Archäologie ist in Israel mehr als nur eine Wissenschaft. Ausgrabungen können schnell zu einem Politikum werden – vor allem in Jerusalem…

Von Ralf Balke

Wer irgendwo zwischen Jordan und Mittelmeer zu buddeln anfängt, der wird schnell auf Scherben, Münzen oder sonstige Artefakte aus der Vergangenheit stoßen. Und was für jeden Bauunternehmer ein Alptraum sein kann, nämlich die Entdeckung alter Gebäudestrukturen oder antiker Gräber, ist ein wahres Eldorado für die israelischen Archäologen. Aber nicht nur für sie. Denn auch im Streit darüber, wem nun was in der Region gehört, liefern die Ausgrabungsstätten quasi die Munition für den Krieg der Worte, der regelmäßig stattfindet. „In den meisten Staaten des Nahen Ostens ist die Archäologie noch heute eine nationale Aufgabe, und die Grabfunde haben politische Folgen“, brachte es einmal Amy Dockser Marcus, viele Jahre Korrespondentin des Wall Street Journals in Tel Aviv, auf den Punkt. Die Tatsache, dass so gut wie alle nationalen Symbole Israels und seiner arabischen Nachbarstaaten auf archäologischen Funden basieren, mag diese These unterstützen. Selbst das israelische Münzgeld der Gegenwart ist alten jüdischen Münzen aus antiker Zeit nachempfunden. Und auch die internationalen Medien machen munter mit. Wer über das Tagesgeschehen aus der Region berichtet, greift gerne auf alttestamentarische Figuren wie König David und König Salomon zurück oder bezieht sich schon mal auf Orte wie Armageddon – schließlich gehören das Land und seine Geschichte nicht nur in Israel zum Arsenal der kollektiven historischen Erinnerungen, sondern aufgrund seiner Wahrnehmung als Heiliges Land für die drei großen monotheistischen Religionen weiten Teilen der Welt.

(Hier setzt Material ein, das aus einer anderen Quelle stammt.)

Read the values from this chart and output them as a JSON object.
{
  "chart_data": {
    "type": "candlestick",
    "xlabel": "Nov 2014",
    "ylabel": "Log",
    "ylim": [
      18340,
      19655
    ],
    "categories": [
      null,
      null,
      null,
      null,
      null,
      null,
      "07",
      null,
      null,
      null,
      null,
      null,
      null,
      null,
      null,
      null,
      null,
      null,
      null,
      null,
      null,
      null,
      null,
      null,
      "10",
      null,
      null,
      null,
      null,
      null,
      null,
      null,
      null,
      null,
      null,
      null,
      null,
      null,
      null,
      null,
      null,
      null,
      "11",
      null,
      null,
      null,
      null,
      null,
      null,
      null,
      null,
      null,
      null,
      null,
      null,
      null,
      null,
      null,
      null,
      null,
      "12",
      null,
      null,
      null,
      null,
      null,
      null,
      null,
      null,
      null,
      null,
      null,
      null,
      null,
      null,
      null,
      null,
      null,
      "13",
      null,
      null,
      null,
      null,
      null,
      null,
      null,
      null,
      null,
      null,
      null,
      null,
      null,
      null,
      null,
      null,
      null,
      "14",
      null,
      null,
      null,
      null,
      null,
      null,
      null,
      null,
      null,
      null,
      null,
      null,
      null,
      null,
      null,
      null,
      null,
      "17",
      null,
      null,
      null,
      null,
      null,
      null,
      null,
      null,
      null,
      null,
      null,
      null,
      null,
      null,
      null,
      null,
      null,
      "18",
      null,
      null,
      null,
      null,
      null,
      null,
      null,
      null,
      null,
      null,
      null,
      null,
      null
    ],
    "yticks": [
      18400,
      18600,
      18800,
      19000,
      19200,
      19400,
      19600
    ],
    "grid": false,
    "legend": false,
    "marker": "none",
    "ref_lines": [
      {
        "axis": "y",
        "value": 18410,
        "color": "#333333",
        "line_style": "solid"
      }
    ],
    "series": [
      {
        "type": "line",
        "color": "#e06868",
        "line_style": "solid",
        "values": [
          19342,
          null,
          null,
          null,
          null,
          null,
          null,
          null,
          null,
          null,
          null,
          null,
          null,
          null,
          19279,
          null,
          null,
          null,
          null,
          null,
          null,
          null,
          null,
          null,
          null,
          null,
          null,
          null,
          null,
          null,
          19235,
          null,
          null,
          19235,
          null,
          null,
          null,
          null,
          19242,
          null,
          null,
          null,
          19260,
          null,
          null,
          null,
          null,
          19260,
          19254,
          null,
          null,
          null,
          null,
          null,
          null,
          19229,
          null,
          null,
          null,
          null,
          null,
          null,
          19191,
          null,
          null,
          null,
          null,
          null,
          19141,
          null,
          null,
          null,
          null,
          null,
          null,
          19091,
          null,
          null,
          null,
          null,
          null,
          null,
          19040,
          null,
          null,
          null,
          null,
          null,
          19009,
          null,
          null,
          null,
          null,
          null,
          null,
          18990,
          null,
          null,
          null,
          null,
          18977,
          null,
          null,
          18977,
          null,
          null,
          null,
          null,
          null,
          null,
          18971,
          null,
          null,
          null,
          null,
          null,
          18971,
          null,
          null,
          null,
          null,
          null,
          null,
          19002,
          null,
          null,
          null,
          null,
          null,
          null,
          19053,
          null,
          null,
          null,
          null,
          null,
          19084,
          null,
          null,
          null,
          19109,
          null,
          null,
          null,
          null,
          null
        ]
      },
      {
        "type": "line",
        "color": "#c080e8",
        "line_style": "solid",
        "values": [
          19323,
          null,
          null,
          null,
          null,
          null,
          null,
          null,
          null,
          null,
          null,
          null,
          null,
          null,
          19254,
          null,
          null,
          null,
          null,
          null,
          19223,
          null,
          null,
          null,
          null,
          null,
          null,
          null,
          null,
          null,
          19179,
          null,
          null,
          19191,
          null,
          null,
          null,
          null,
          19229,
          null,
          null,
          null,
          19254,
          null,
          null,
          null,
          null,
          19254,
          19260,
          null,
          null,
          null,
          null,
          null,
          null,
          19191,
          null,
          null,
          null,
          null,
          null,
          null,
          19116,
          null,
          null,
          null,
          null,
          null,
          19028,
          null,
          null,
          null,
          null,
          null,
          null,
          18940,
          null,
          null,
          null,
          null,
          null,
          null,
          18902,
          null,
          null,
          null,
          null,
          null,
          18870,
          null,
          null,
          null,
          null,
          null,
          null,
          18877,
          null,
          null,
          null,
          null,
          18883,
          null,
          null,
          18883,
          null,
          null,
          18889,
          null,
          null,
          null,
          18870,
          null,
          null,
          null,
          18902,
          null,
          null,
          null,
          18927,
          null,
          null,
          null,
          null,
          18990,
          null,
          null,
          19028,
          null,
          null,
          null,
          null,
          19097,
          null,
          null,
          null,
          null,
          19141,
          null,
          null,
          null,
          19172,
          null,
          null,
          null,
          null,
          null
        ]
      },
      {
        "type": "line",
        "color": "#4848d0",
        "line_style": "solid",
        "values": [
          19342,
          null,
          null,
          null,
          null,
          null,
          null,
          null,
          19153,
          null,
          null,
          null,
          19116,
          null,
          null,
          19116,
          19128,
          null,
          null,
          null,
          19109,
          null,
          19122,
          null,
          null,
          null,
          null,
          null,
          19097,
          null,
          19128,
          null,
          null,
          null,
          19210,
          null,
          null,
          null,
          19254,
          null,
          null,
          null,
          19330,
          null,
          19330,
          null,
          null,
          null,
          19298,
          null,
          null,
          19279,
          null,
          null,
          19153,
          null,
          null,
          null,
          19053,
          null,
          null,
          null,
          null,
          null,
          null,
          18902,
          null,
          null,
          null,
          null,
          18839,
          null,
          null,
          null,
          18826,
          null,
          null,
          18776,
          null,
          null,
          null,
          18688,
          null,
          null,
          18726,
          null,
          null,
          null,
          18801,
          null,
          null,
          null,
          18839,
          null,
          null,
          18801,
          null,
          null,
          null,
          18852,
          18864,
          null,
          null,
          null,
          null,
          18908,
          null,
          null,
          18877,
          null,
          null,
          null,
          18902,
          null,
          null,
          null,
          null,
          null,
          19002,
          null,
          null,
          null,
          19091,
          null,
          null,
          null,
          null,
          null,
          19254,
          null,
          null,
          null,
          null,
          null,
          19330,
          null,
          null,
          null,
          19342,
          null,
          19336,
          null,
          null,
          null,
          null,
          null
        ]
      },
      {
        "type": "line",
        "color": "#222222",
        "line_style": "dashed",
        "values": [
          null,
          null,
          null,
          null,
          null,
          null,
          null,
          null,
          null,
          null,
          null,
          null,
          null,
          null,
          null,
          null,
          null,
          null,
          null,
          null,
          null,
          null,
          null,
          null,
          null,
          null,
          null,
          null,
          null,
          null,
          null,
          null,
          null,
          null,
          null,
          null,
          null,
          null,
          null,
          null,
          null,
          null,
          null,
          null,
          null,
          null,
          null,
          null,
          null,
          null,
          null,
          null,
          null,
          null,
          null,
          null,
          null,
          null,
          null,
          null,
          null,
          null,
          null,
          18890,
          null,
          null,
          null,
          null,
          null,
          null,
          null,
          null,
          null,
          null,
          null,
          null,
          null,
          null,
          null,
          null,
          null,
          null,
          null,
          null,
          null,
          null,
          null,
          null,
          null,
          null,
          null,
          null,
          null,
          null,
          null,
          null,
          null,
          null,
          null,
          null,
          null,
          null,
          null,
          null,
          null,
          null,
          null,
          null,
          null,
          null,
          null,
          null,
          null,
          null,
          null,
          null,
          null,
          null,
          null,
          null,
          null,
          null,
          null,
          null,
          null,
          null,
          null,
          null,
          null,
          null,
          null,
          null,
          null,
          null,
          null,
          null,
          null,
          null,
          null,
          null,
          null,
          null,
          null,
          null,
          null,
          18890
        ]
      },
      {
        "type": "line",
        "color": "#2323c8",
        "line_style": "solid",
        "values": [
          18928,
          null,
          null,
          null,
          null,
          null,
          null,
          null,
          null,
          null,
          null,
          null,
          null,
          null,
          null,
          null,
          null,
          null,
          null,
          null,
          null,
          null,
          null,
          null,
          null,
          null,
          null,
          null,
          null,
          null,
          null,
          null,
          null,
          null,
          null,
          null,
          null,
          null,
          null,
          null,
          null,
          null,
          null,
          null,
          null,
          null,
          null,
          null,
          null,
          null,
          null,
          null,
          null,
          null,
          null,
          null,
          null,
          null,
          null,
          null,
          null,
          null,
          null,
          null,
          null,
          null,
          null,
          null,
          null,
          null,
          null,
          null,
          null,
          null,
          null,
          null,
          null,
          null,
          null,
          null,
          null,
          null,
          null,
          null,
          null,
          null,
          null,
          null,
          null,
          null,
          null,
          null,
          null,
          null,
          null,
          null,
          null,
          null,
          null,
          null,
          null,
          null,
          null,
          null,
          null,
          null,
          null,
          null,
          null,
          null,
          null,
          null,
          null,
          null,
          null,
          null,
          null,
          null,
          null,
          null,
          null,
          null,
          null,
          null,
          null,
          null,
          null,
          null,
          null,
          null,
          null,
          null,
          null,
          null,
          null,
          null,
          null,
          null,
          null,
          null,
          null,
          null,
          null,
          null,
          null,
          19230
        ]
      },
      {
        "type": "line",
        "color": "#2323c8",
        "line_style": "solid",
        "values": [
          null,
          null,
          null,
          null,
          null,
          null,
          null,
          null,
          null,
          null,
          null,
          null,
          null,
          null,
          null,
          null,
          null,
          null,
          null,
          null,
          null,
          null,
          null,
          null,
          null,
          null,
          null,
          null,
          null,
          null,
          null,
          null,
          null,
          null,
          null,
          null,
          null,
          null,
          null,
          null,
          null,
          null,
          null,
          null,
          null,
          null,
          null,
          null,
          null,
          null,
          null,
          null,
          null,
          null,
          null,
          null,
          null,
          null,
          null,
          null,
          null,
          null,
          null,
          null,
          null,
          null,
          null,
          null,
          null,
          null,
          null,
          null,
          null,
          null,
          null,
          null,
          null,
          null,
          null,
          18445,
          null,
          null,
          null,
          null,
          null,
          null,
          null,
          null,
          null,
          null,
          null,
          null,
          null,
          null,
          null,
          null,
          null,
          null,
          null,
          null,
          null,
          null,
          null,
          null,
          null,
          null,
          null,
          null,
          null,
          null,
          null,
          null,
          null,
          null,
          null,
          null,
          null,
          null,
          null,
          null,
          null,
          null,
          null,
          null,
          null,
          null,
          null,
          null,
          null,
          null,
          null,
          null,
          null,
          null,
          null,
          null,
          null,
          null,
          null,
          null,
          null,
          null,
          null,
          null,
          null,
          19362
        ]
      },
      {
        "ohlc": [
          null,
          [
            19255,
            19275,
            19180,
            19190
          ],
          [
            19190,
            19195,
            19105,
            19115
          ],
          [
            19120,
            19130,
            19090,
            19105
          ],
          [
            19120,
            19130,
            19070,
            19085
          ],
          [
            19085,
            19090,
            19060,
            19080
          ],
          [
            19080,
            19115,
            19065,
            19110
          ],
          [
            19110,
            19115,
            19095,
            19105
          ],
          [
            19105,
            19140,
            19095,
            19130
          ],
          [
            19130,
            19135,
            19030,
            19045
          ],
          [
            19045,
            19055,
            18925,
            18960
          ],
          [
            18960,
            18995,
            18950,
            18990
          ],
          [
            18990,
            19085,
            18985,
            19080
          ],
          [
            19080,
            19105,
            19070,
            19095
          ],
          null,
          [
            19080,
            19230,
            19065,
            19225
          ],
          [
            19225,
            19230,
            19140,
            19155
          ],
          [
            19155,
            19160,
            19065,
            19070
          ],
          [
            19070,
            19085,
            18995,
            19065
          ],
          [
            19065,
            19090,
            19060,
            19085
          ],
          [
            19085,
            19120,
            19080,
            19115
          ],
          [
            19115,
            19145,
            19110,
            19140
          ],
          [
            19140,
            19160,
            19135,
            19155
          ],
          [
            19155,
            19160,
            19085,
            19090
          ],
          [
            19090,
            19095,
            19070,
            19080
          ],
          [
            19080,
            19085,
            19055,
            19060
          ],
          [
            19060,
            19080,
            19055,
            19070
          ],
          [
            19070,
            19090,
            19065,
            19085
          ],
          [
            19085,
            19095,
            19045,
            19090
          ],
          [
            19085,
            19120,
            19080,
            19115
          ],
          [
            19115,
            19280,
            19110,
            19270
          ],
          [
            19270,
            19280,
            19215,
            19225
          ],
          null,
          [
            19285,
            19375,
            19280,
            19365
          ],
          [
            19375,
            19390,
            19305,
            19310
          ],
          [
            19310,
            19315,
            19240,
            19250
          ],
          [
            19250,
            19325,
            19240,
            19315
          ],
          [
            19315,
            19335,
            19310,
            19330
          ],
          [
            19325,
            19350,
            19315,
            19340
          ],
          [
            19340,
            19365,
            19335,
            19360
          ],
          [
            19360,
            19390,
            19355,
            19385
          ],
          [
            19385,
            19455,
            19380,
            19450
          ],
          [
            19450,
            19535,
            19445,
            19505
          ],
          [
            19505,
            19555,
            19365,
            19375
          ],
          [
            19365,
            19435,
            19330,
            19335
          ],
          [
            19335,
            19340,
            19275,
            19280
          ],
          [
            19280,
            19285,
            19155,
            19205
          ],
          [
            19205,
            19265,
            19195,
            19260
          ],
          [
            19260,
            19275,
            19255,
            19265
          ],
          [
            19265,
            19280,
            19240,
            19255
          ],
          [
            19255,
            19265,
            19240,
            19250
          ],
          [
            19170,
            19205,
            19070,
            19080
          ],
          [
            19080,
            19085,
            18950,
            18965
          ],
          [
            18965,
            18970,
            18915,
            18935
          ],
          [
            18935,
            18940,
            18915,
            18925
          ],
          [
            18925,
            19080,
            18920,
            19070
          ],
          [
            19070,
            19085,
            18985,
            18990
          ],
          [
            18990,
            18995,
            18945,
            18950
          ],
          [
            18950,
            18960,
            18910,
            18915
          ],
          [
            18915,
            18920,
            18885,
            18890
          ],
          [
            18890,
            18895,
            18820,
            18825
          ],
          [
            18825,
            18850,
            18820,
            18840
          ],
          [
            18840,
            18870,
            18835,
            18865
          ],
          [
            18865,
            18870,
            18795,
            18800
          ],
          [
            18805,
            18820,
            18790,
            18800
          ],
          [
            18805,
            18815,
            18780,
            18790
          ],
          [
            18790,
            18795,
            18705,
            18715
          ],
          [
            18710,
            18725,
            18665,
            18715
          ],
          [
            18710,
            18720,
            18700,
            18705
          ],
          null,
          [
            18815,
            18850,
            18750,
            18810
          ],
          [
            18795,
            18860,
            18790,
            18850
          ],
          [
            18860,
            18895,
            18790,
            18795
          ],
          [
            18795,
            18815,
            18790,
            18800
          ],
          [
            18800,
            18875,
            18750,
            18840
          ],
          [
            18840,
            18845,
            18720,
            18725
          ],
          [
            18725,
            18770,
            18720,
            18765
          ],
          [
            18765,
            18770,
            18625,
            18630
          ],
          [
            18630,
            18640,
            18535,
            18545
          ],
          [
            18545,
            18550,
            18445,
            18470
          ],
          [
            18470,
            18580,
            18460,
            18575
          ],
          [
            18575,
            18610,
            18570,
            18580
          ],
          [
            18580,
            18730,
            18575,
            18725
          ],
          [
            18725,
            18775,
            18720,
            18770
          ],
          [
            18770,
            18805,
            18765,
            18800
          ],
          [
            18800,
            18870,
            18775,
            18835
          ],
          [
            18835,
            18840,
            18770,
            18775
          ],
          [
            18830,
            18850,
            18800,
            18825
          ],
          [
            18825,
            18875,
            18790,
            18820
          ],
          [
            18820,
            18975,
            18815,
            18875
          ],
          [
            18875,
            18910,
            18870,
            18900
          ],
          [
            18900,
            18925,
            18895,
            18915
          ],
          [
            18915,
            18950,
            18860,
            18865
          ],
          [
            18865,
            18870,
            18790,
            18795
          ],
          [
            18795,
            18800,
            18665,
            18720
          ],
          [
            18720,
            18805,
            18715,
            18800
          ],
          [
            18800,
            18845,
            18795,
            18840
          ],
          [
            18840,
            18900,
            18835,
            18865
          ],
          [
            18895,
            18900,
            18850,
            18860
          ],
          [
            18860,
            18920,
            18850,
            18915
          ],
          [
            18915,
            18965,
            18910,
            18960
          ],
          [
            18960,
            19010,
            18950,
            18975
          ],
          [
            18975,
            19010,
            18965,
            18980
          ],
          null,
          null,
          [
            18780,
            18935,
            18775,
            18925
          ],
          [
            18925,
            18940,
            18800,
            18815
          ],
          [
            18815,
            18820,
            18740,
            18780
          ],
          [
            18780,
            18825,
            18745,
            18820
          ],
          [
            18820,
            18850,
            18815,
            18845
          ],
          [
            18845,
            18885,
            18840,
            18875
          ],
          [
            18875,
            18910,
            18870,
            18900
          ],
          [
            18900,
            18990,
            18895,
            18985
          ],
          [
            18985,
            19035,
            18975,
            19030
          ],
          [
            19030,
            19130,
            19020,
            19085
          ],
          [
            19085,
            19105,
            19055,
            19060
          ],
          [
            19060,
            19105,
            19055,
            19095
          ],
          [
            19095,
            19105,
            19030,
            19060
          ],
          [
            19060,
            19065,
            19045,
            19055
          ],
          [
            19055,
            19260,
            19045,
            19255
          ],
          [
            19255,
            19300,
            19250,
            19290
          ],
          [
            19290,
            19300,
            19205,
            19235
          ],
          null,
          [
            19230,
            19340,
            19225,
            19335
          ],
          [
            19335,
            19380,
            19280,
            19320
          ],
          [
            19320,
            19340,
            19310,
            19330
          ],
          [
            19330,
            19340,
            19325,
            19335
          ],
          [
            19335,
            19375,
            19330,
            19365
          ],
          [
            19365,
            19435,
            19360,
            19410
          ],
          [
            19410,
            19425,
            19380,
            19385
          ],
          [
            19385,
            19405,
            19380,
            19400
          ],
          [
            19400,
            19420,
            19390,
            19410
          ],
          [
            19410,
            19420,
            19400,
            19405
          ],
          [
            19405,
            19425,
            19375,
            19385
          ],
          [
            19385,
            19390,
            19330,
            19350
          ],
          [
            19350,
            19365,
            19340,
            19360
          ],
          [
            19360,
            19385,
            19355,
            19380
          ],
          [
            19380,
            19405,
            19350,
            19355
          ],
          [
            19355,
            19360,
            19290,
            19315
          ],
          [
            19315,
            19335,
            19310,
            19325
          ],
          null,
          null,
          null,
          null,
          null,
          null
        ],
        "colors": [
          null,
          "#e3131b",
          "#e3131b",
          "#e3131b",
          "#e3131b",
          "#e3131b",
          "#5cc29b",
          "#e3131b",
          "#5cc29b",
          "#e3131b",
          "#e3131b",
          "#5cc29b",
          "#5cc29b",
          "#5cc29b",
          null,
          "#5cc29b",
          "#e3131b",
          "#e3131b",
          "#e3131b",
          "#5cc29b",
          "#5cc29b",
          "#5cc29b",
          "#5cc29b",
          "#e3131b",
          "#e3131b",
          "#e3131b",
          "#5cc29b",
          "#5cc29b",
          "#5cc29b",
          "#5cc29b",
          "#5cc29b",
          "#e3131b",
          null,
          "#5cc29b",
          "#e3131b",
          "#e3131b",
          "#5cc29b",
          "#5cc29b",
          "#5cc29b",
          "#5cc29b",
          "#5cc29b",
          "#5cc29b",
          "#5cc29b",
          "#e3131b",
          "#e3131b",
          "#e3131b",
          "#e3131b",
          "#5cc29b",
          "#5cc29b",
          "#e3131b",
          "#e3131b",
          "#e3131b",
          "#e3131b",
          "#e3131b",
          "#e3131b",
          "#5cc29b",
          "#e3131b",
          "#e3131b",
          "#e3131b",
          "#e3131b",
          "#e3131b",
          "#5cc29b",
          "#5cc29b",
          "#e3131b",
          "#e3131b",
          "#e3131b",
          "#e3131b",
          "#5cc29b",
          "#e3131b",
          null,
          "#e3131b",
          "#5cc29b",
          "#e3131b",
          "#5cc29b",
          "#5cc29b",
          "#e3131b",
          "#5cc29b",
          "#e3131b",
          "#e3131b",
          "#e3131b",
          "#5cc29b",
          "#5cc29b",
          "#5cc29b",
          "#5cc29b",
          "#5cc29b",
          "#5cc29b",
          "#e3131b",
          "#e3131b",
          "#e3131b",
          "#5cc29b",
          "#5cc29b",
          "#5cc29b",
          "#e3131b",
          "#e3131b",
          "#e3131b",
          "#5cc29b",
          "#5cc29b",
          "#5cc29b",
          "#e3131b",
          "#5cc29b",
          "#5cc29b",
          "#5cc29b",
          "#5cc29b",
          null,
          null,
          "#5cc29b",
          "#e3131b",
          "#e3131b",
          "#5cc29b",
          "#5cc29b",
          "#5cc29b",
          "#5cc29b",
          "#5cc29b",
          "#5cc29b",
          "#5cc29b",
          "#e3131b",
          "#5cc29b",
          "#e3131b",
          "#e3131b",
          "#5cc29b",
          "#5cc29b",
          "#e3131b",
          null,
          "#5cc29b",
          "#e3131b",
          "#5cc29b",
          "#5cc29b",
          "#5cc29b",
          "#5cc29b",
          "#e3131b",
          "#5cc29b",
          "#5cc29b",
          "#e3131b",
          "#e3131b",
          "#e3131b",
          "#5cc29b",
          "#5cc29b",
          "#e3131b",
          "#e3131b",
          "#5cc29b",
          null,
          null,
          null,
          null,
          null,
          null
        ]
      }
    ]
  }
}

Ein Beispiel aus jüngster Zeit verdeutlicht das Ganze: Erst Anfang des Jahres entdeckten Archäologen in der Cäsarea ein wunderschönes und bestens erhaltenes Mosaik, das schätzungsweise 1800 Jahre alt ist. Zu sehen sind Szenen aus dem Alltagsleben von damals und die Menschen, die das Land Israel bewohnten, darunter auch Juden. Genau deswegen war der Fund nicht einfach nur eine kleine Meldung irgendwo in der Zeitung, sondern tagelang Top-Thema auf allen Nachrichten-Kanälen. „Denn für die Israelis ist Archäologie mehr als nur ein nationales Hobby“, erklärt der politische Kommentator Micah Halperin in der Jerusalem Post, das Phänomen „Es grenzt geradezu an einer Obsession.“ Bereits Kinder und Jugendliche sind begeistert bei der Sache. So beteiligten sich allein im vergangenen Jahr über 2500 Schüler der 4. bis 12. Jahrgangsstufen an den Ausgrabungen in Modiin-Maccabim-Reut und förderten unter anderem alte Schmuckstücke aus der Kreuzfahrerzeit zutage. Wohl prominentester Freizeit-Archäologe war General-Legende Moshe Dayan, der bereits im Alter von neun Jahren antike Tongefässe auf einem Feld einsammelte und gerne auch schon mal ganz spontan eine Kabinettssitzung verließ, nur weil er von einer Ausgrabung in der Nähe hörte. „In dem er sich durch die Erde buddelte, konnte Dayan nach seiner eigenen Vergangenheit suchen und auf einer ganz besonderen Art mit der Geschichte kommunizieren“, schreibt der amerikanische Autor Rich Cohen. „Es war eine recht aggressive Variante der Archäologie, die er praktizierte. Statt sich durch Akten zu wälzen, arbeitete sich Dayan durch die Sedimentschichten.“ Und damit nähert sich Cohen auch dem eigentlichen Grund an, warum Archäologie eine israelische Leidenschaft ist. Dass Dayan dabei alles andere als professionell zur Sache ging und zahlreiche Funde einfach bei sich zuhause hortete, sei nur am Rande erwähnt.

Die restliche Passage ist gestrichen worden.